Ours is the second case in the literature presenting the association of Buerger’s disease, retinal artery occlusion and NTG. Decreased cerebral blood flow has also been associated with glaucomatous damage and visual field deficits. (12) Doppler imaging has demonstrated increased blood flow resistance and decreased blood flow velocities in the OA of patients with NTG, thus suggesting the role that changes in blood supply can play and/or correlate with in optic nerve head pathology [21]. Thus, in our case, left carotid artery stenosis associated with thrombosis accompanied by Buerger’s disease is another risk factor causing retinal artery occlusion and NTG in the same eye. While bilateral arteriolar constriction, optic nerve head changes and visual field defects may have been caused by vasospasm and local ocular blood flow disturbance due to Buerger’s disease, advanced glaucomatous damage in the left eye (while the right eye had moderate damage) and BRAO may have been caused by the additive effect of left carotid artery stenosis.

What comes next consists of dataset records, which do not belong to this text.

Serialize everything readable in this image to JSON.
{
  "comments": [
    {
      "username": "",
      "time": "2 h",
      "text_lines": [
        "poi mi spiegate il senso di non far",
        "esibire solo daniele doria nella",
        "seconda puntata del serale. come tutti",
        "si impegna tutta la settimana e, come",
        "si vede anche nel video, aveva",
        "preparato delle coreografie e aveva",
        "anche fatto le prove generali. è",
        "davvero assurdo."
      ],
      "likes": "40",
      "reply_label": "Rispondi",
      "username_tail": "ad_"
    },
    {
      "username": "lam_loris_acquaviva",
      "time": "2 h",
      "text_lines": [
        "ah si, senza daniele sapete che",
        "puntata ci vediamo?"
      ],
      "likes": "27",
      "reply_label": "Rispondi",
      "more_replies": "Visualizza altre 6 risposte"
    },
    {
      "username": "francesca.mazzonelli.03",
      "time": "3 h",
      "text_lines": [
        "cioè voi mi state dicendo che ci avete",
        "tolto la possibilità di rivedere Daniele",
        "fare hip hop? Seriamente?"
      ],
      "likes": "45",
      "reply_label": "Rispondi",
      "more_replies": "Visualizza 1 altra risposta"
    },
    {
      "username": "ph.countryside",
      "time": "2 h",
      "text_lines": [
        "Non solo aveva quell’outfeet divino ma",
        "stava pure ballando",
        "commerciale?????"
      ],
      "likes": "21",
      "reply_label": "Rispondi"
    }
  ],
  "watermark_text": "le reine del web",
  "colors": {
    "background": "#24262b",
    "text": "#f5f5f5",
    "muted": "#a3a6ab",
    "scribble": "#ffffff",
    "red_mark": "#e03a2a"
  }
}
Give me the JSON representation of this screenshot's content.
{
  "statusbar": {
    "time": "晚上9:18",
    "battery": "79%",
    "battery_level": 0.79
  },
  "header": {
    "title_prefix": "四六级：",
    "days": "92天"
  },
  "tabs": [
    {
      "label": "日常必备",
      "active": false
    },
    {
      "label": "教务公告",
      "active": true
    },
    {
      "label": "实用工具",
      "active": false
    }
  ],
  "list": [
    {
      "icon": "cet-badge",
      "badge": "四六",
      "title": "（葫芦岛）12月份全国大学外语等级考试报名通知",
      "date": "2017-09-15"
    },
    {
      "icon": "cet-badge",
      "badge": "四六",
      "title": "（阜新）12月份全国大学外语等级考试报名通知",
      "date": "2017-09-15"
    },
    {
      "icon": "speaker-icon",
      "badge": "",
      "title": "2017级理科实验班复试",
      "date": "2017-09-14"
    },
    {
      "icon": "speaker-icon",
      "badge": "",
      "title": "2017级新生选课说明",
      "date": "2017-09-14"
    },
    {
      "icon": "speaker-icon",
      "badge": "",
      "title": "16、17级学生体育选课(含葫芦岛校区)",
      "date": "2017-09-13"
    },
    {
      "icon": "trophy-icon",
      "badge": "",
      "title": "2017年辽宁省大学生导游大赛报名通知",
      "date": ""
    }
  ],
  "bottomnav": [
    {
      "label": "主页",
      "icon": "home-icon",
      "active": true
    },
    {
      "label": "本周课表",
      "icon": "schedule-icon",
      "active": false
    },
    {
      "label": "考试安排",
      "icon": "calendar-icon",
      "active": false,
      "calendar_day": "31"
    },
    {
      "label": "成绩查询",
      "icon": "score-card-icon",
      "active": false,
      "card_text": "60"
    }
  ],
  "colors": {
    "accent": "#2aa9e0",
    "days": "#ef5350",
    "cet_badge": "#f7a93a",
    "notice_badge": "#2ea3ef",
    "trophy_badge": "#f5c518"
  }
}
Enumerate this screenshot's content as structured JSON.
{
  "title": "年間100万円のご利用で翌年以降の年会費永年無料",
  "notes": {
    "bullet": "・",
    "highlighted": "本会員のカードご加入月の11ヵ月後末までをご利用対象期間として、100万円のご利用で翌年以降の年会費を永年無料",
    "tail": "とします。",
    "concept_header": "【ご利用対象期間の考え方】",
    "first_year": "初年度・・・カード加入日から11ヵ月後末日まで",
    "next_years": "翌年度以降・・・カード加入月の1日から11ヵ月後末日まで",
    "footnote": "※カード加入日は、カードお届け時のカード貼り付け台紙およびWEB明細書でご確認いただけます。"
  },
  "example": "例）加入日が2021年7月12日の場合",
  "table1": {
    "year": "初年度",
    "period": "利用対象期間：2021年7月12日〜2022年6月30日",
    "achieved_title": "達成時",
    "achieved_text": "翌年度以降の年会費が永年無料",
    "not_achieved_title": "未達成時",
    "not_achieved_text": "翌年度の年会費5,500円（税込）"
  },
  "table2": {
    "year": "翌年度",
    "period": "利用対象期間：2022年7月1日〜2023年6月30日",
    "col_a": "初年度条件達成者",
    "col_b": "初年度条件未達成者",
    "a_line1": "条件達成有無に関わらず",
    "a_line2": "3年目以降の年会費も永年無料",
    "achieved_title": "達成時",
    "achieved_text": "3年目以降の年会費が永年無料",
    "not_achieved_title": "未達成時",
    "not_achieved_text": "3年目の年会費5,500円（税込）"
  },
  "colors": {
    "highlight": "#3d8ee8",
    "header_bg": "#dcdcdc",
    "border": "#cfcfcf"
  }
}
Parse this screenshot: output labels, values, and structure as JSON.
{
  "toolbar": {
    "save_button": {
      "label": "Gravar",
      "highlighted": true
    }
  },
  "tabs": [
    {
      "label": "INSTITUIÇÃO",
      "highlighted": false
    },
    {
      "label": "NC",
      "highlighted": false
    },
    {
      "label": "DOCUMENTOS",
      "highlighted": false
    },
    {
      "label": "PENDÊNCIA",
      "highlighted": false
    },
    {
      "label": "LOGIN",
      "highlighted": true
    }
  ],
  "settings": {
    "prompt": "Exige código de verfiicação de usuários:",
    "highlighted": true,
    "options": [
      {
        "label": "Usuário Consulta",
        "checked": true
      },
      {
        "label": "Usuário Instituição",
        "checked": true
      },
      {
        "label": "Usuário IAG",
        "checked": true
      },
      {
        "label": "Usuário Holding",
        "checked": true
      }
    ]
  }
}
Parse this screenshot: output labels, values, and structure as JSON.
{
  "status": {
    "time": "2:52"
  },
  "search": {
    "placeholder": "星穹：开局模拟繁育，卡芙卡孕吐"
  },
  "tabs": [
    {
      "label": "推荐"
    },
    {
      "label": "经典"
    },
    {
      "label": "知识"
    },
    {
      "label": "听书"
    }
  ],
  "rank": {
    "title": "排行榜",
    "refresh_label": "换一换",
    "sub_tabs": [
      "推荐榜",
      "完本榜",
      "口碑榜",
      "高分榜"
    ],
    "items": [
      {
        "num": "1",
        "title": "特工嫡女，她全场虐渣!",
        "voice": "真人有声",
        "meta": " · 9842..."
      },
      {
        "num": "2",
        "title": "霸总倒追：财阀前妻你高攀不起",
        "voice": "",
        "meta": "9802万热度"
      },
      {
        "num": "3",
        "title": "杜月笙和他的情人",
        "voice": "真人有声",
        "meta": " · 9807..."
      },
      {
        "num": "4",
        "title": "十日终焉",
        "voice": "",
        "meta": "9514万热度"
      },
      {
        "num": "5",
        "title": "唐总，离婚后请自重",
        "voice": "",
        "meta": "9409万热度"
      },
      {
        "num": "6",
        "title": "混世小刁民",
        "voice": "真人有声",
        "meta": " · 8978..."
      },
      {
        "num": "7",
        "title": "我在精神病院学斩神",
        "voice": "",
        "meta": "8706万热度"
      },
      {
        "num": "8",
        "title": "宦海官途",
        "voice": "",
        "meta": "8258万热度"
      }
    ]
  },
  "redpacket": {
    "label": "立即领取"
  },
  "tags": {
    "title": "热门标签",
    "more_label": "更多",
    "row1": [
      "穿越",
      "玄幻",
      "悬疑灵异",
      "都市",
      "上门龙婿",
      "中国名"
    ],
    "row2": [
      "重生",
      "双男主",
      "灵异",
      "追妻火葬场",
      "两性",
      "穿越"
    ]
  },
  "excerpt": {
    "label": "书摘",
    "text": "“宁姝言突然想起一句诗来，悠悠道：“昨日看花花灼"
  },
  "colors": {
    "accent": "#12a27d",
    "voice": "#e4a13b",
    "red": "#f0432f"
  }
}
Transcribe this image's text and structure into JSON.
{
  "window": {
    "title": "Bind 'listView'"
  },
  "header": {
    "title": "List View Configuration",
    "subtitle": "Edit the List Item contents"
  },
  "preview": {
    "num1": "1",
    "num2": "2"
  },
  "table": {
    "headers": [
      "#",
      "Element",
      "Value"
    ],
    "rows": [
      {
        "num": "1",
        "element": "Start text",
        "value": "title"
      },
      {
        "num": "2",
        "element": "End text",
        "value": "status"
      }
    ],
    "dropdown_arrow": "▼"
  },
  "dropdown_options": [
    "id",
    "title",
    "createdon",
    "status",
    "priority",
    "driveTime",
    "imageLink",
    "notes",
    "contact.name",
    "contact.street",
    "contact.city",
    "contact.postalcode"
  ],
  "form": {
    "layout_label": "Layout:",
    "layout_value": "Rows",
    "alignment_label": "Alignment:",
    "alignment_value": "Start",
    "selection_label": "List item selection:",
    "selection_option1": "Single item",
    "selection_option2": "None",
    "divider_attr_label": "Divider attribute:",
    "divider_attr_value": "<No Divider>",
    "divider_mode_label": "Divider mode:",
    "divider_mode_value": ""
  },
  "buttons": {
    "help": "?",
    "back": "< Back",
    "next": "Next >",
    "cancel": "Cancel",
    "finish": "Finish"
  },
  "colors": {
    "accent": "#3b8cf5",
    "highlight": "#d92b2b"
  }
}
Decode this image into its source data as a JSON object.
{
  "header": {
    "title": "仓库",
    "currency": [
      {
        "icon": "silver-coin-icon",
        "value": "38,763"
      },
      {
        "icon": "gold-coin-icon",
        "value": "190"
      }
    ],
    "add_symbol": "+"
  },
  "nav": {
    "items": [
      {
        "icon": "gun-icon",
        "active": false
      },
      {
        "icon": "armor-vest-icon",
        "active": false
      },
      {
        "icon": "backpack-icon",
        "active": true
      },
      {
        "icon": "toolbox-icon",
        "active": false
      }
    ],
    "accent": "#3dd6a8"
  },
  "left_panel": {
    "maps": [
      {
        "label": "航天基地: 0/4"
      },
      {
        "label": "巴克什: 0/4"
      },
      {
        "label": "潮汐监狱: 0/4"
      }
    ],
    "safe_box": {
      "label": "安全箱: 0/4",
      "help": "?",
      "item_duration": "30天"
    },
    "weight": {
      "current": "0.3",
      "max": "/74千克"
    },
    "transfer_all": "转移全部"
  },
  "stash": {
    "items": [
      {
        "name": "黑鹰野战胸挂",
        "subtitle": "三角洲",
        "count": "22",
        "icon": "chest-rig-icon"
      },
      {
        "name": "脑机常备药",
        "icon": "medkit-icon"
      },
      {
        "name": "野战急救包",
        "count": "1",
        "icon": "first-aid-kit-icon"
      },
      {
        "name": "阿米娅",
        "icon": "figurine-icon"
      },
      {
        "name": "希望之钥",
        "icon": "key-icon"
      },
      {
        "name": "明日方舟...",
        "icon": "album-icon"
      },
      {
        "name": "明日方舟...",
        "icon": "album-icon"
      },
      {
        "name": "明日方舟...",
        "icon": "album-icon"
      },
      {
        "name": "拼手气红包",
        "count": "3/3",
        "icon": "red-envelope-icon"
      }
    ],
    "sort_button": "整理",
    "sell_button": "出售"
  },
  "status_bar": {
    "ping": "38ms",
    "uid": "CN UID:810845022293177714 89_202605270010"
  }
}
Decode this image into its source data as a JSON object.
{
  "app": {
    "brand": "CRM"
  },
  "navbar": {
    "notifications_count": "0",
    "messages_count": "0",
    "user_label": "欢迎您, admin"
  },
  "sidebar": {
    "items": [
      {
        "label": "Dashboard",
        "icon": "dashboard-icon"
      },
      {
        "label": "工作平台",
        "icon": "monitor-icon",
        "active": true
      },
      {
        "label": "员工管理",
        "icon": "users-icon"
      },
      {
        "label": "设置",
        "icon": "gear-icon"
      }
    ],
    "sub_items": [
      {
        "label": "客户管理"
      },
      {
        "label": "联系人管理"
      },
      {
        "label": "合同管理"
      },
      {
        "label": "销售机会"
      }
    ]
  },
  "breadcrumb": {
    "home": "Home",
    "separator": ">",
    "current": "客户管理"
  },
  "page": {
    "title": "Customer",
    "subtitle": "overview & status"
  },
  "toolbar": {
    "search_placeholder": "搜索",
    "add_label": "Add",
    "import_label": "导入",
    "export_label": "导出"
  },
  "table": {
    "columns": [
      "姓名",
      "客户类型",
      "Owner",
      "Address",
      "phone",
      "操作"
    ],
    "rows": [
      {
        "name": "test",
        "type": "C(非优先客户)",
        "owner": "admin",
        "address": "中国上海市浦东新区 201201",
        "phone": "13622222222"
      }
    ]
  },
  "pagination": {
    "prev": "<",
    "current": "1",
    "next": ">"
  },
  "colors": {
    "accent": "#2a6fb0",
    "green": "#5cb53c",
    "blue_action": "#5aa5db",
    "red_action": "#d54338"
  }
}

Buerger’s disease, which causes systemic blood flow disturbance, is a systemic disease. Because the disease typically presents in patients <45 years of age, vascular and neurological defects that may lead to vision loss may occur at a high probability, depending on the dysfunctional regulation of ocular blood flow over time. Therefore, Buerger’s disease should be considered as an etiology of BRAO and NTG and regular ophthalmologic examination should be included in follow-up.

Consent

Written informed consent was obtained from the patient for publication of this case report and any accompanying images.